Watsonville Farmworkers Train As Doulas To Help Other Indigenous Women
Outside a clinic in Watsonville, Ines (who asked not to use her last name) checks in with an expectant mom after a prenatal visit. A Mixtec farmworker from Oaxaca, Mexico, Ines trained as a doula this year so she can support other Indigenous women in the Watsonville area during pregnancy and childbirth.
She says when she gave birth in the US, she struggled to make her concerns heard because she only spoke Mixtec at that time. “The experience I had before was very difficult because I was alone,” Ines said in Spanish through an interpreter.
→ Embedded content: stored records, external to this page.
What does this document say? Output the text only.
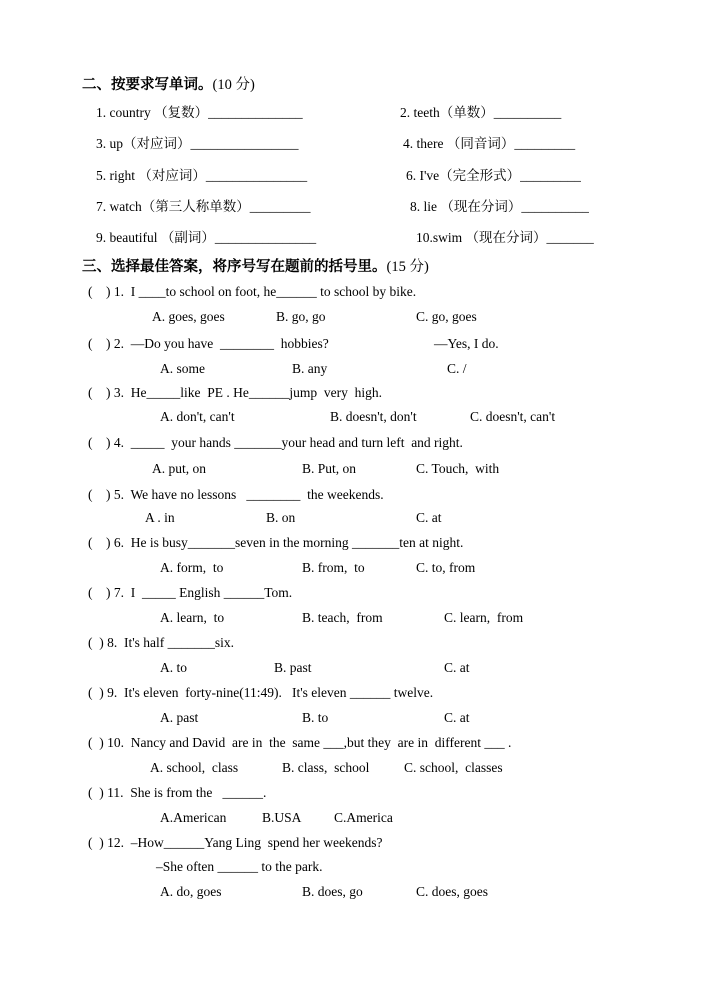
二、按要求写单词。(10 分)
1. country （复数）______________	2. teeth（单数）__________
3. up（对应词）________________	4. there （同音词）_________
5. right （对应词）_______________	6. I've（完全形式）_________
7. watch（第三人称单数）_________	8. lie （现在分词）__________
9. beautiful （副词）_______________	10.swim （现在分词）_______
三、选择最佳答案，将序号写在题前的括号里。(15 分)
(    ) 1.  I ____to school on foot, he______ to school by bike.
A. goes, goes	B. go, go	C. go, goes
(    ) 2.  —Do you have  ________  hobbies?	—Yes, I do.
A. some	B. any	C. /
(    ) 3.  He_____like  PE . He______jump  very  high.
A. don't, can't	B. doesn't, don't	C. doesn't, can't
(    ) 4.  _____  your hands _______your head and turn left  and right.
A. put, on	B. Put, on	C. Touch,  with
(    ) 5.  We have no lessons   ________  the weekends.
A . in	B. on	C. at
(    ) 6.  He is busy_______seven in the morning _______ten at night.
A. form,  to	B. from,  to	C. to, from
(    ) 7.  I  _____ English ______Tom.
A. learn,  to	B. teach,  from	C. learn,  from
(  ) 8.  It's half _______six.
A. to	B. past	C. at
(  ) 9.  It's eleven  forty-nine(11:49).   It's eleven ______ twelve.
A. past	B. to	C. at
(  ) 10.  Nancy and David  are in  the  same ___,but they  are in  different ___ .
A. school,  class	B. class,  school	C. school,  classes
(  ) 11.  She is from the   ______.
A.American	B.USA C.America
(  ) 12.  –How______Yang Ling  spend her weekends?
–She often ______ to the park.
A. do, goes	B. does, go	C. does, goes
She felt that her lack of Spanish was a hindrance to getting proper care and swallowed her fears quietly. “Sadly, there are many women who don’t speak Spanish well or don’t fully understand it, and we get looked down on for that. So sometimes we stay quiet out of fear or embarrassment, thinking, ‘What are they going to say?’ or ‘I can’t say it right.'”
After her experience, Ines decided to do two things: learn Spanish and train as a doula, a non-clinical birth worker who provides emotional and physical support during and after pregnancy. “Even if it’s just a small grain of sand, just being there, accompanying someone, giving a little massage, giving a glass of water, that’s what I want to do,” she said.
For many pregnant farmworkers, prenatal visits can be lonely, as the people in their immediate support systems are often also working in the fields during those times. So it’s a huge help when someone like Ines can accompany her and also explain in Mixtec what the clinicians tell her. Ines and 11 other farmworker doulas were trained by Maria Bracamontes, a nurse midwife at both Watsonville Community Hospital and the non-profit clinic Salud Para La Gente. In her six years as a midwife in Santa Cruz county, Bracamontes has cared for Indigenous patients who do not speak Spanish either fluently or at all. Many struggle to explain their concerns and fears to clinicians, especially during labor. “ I’ve definitely seen things not go so well sometimes,” she says.